More convincing for me were the two sisters who seemed to appear out of the shadows with surreal menace: when initially on stage, Anne Chadwick and Lynne Cummings were delightful. It was their appearance that initiated the humour element, creating mirth between the two leads, and in the audience watching. It was comedy that quickly became foreboding and as sinister as the clouds gathering in the skies over Venice. The thriller aspect was felt loudly: sudden, shrill screams from nowhere pierced the auditorium, startling the audience and wiping out the chuckles that had rippled around the theatre only moments before.

John Cummings appears to have astutely questioned the script and cleverly further peppered it with spots of infectious humour, and for this reason, it was perhaps a lighter, more audience-friendly play than it would have been had it been performed differently. I felt a growing admiration for John’s ability to draw out charisma from the smallest of character parts, of which there were several, and all cleverly portrayed, with a tongue in cheek, painting a picture of slight exaggeration that worked well in a play about mental instability, emotional turbulence and ambiguity. Michael Mullen, David Pilkington and James Bateman played all the parts brilliantly, supported ably by Peter Allen. It was touching too, to note that The Garrick had, in choosing this play, given a young actor, Ruby Whittaker, an opportunity to experience the ACE theatre stage as the red-cloaked killer, who made two fleeting appearances. Something also worthy of note was the absence of audible prompts: if Jackie Williamson had been at all needed, it was with quiet subtlety that prompts were given and taken. Costumes and props were of the usual high standard, with an attention to detail.

I wrote down on my notepad towards the end of the play that the style reminded me of afternoon Radio 4 drama.  I later discovered that Nell Leyshon writes for BBC Radio 3 and 4: it is a style with which I am very familiar. However, without that audacious set, the play would be devoid of one this production’s greatest assets, the visual impact on the audience – so bold and necessary, reminding one of the developing and enveloping darkness throughout.

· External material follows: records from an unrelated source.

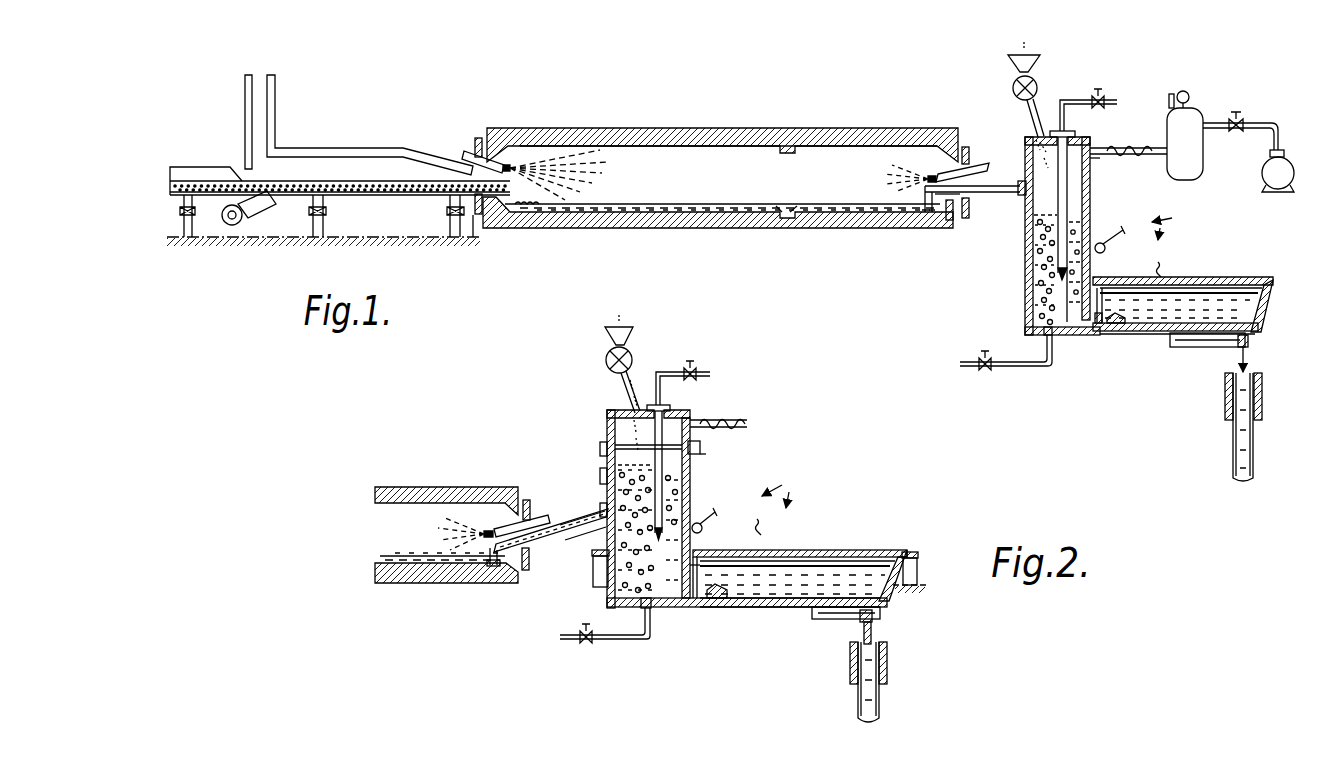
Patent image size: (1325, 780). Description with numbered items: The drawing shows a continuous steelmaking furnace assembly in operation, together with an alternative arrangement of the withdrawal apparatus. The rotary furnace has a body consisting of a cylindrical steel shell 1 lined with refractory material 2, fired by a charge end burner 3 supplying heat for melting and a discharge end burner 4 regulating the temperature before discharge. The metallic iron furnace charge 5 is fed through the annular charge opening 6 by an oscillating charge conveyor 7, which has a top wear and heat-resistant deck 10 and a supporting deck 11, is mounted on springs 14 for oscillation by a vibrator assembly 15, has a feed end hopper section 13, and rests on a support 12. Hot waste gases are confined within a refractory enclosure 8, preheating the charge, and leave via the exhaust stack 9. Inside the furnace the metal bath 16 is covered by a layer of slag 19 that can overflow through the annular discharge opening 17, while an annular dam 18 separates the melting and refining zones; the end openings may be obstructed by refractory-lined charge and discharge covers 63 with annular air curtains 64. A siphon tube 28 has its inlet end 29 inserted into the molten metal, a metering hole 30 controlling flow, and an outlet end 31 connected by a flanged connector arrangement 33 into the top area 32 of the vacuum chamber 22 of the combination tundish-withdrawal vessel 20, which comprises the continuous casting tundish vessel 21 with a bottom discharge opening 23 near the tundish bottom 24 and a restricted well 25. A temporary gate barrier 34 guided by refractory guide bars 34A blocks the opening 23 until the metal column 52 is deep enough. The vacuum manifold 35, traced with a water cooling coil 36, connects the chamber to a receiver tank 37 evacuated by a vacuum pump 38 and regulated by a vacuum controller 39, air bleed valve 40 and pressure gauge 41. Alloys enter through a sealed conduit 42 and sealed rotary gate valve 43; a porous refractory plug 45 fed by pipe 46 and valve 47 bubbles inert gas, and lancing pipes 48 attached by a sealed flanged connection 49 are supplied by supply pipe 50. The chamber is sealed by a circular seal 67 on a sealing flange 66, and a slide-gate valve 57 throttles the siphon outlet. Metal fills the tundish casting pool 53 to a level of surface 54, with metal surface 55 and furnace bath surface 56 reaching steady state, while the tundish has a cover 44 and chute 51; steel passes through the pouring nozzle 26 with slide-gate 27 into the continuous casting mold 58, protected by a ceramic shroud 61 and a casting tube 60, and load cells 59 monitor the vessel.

In FIG. 1, the cylindrical steel shell 1 is at (629, 128).
In FIG. 1, the refractory material 2 is at (612, 145).
In FIG. 1, the charge end burner 3 is at (509, 167).
In FIG. 1, the discharge end burner 4 is at (940, 173).
In FIG. 2, the discharge end burner 4 is at (496, 528).
In FIG. 1, the metallic iron furnace charge 5 is at (527, 197).
In FIG. 1, the annular charge opening 6 is at (492, 207).
In FIG. 1, the oscillating charge conveyor 7 is at (310, 182).
In FIG. 1, the refractory enclosure 8 is at (326, 150).
In FIG. 1, the exhaust stack 9 is at (246, 96).
In FIG. 1, the top wear and heat-resistant deck 10 is at (343, 196).
In FIG. 1, the supporting deck 11 is at (396, 196).
In FIG. 1, the support post 12 is at (474, 226).
In FIG. 1, the feed end hopper section 13 is at (203, 167).
In FIG. 1, the springs 14 is at (310, 213).
In FIG. 1, the vibrator assembly 15 is at (246, 216).
In FIG. 1, the metal bath 16 is at (796, 205).
In FIG. 2, the metal bath 16 is at (405, 557).
In FIG. 1, the annular discharge opening 17 is at (960, 225).
In FIG. 1, the annular dam 18 is at (779, 205).
In FIG. 1, the layer of slag 19 is at (698, 204).
In FIG. 2, the layer of slag 19 is at (378, 548).
In FIG. 1, the combination tundish-withdrawal vessel 20 is at (1172, 219).
In FIG. 2, the combination tundish-withdrawal vessel 20 is at (785, 484).
In FIG. 1, the continuous casting tundish vessel 21 is at (1163, 334).
In FIG. 2, the continuous casting tundish vessel 21 is at (800, 608).
In FIG. 1, the vacuum chamber 22 is at (1025, 290).
In FIG. 2, the vacuum chamber 22 is at (690, 494).
In FIG. 1, the bottom discharge opening 23 is at (1098, 322).
In FIG. 2, the bottom discharge opening 23 is at (693, 600).
In FIG. 1, the tundish bottom 24 is at (1152, 333).
In FIG. 2, the tundish bottom 24 is at (762, 607).
In FIG. 1, the restricted well 25 is at (1113, 323).
In FIG. 2, the restricted well 25 is at (715, 600).
In FIG. 1, the steel pouring nozzle 26 is at (1247, 336).
In FIG. 2, the steel pouring nozzle 26 is at (882, 613).
In FIG. 1, the slide-gate 27 is at (1248, 346).
In FIG. 2, the slide-gate 27 is at (860, 620).
In FIG. 1, the siphon tube 28 is at (1002, 193).
In FIG. 2, the siphon tube 28 is at (588, 520).
In FIG. 1, the inlet end 29 is at (924, 207).
In FIG. 2, the inlet end 29 is at (493, 566).
In FIG. 1, the metering hole 30 is at (940, 196).
In FIG. 2, the metering hole 30 is at (548, 528).
In FIG. 1, the outlet end 31 is at (1092, 156).
In FIG. 2, the outlet end 31 is at (606, 526).
In FIG. 1, the top area 32 is at (1027, 140).
In FIG. 2, the top area 32 is at (612, 432).
In FIG. 1, the flanged connector arrangement 33 is at (1020, 181).
In FIG. 1, the temporary gate barrier 34 is at (1102, 253).
In FIG. 2, the temporary gate barrier 34 is at (699, 570).
In FIG. 1, the refractory guide bars 34A is at (1099, 324).
In FIG. 2, the refractory guide bars 34A is at (697, 600).
In FIG. 1, the vacuum manifold 35 is at (1097, 148).
In FIG. 2, the vacuum manifold 35 is at (705, 420).
In FIG. 1, the water cooling coil 36 is at (1130, 148).
In FIG. 2, the water cooling coil 36 is at (735, 422).
In FIG. 1, the receiver tank 37 is at (1194, 170).
In FIG. 1, the vacuum pump 38 is at (1262, 178).
In FIG. 1, the vacuum controller 39 is at (1240, 118).
In FIG. 1, the air bleed valve 40 is at (1171, 94).
In FIG. 1, the pressure gauge 41 is at (1186, 91).
In FIG. 1, the sealed conduit 42 is at (1030, 112).
In FIG. 2, the sealed conduit 42 is at (625, 396).
In FIG. 1, the sealed rotary gate valve 43 is at (1040, 80).
In FIG. 2, the sealed rotary gate valve 43 is at (632, 350).
In FIG. 1, the cover 44 is at (1211, 277).
In FIG. 2, the cover 44 is at (812, 550).
In FIG. 1, the porous refractory plug 45 is at (1044, 344).
In FIG. 2, the porous refractory plug 45 is at (648, 636).
In FIG. 2, the pipe 46 is at (628, 640).
In FIG. 1, the valve 47 is at (982, 368).
In FIG. 2, the valve 47 is at (582, 643).
In FIG. 1, the lancing pipes 48 is at (1068, 176).
In FIG. 2, the lancing pipes 48 is at (663, 434).
In FIG. 1, the sealed flanged connection 49 is at (1065, 131).
In FIG. 2, the sealed flanged connection 49 is at (670, 406).
In FIG. 1, the supply pipe 50 is at (1060, 112).
In FIG. 2, the supply pipe 50 is at (672, 386).
In FIG. 1, the conduit or chute 51 is at (1157, 272).
In FIG. 2, the conduit or chute 51 is at (752, 545).
In FIG. 1, the metal column 52 is at (1078, 228).
In FIG. 2, the metal column 52 is at (674, 512).
In FIG. 1, the tundish casting pool 53 is at (1178, 293).
In FIG. 2, the tundish casting pool 53 is at (779, 566).
In FIG. 1, the level of surface 54 is at (1235, 290).
In FIG. 2, the level of surface 54 is at (856, 561).
In FIG. 1, the metal surface 55 is at (1072, 213).
In FIG. 1, the furnace bath surface 56 is at (831, 205).
In FIG. 2, the furnace bath surface 56 is at (432, 556).
In FIG. 2, the slide-gate valve 57 is at (602, 503).
In FIG. 1, the continuous casting mold 58 is at (1225, 399).
In FIG. 2, the continuous casting mold 58 is at (887, 666).
In FIG. 2, the load cells 59 is at (593, 562).
In FIG. 1, the casting tube 60 is at (1254, 452).
In FIG. 2, the casting tube 60 is at (880, 712).
In FIG. 2, the ceramic shroud 61 is at (872, 636).
In FIG. 1, the charge and discharge covers 63 is at (470, 157).
In FIG. 2, the charge and discharge covers 63 is at (538, 508).
In FIG. 1, the annular air curtains 64 is at (480, 138).
In FIG. 2, the annular air curtains 64 is at (526, 500).
In FIG. 2, the sealing flange 66 is at (706, 455).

Described in 2010 by The Guardian as the third best horror film of all time. It is also suggested that the labyrinth that is much of Venice still causes many visitors to peer cautiously over their shoulder, perchance they should spot a small red-coated figure, running over the bridges and disappearing into the narrow streets. I did not leave the theatre feeling that the script had left me thinking this way. However, I did feel that I had just witnessed something very creative on stage, and those reflections will stay in my mind for a long time.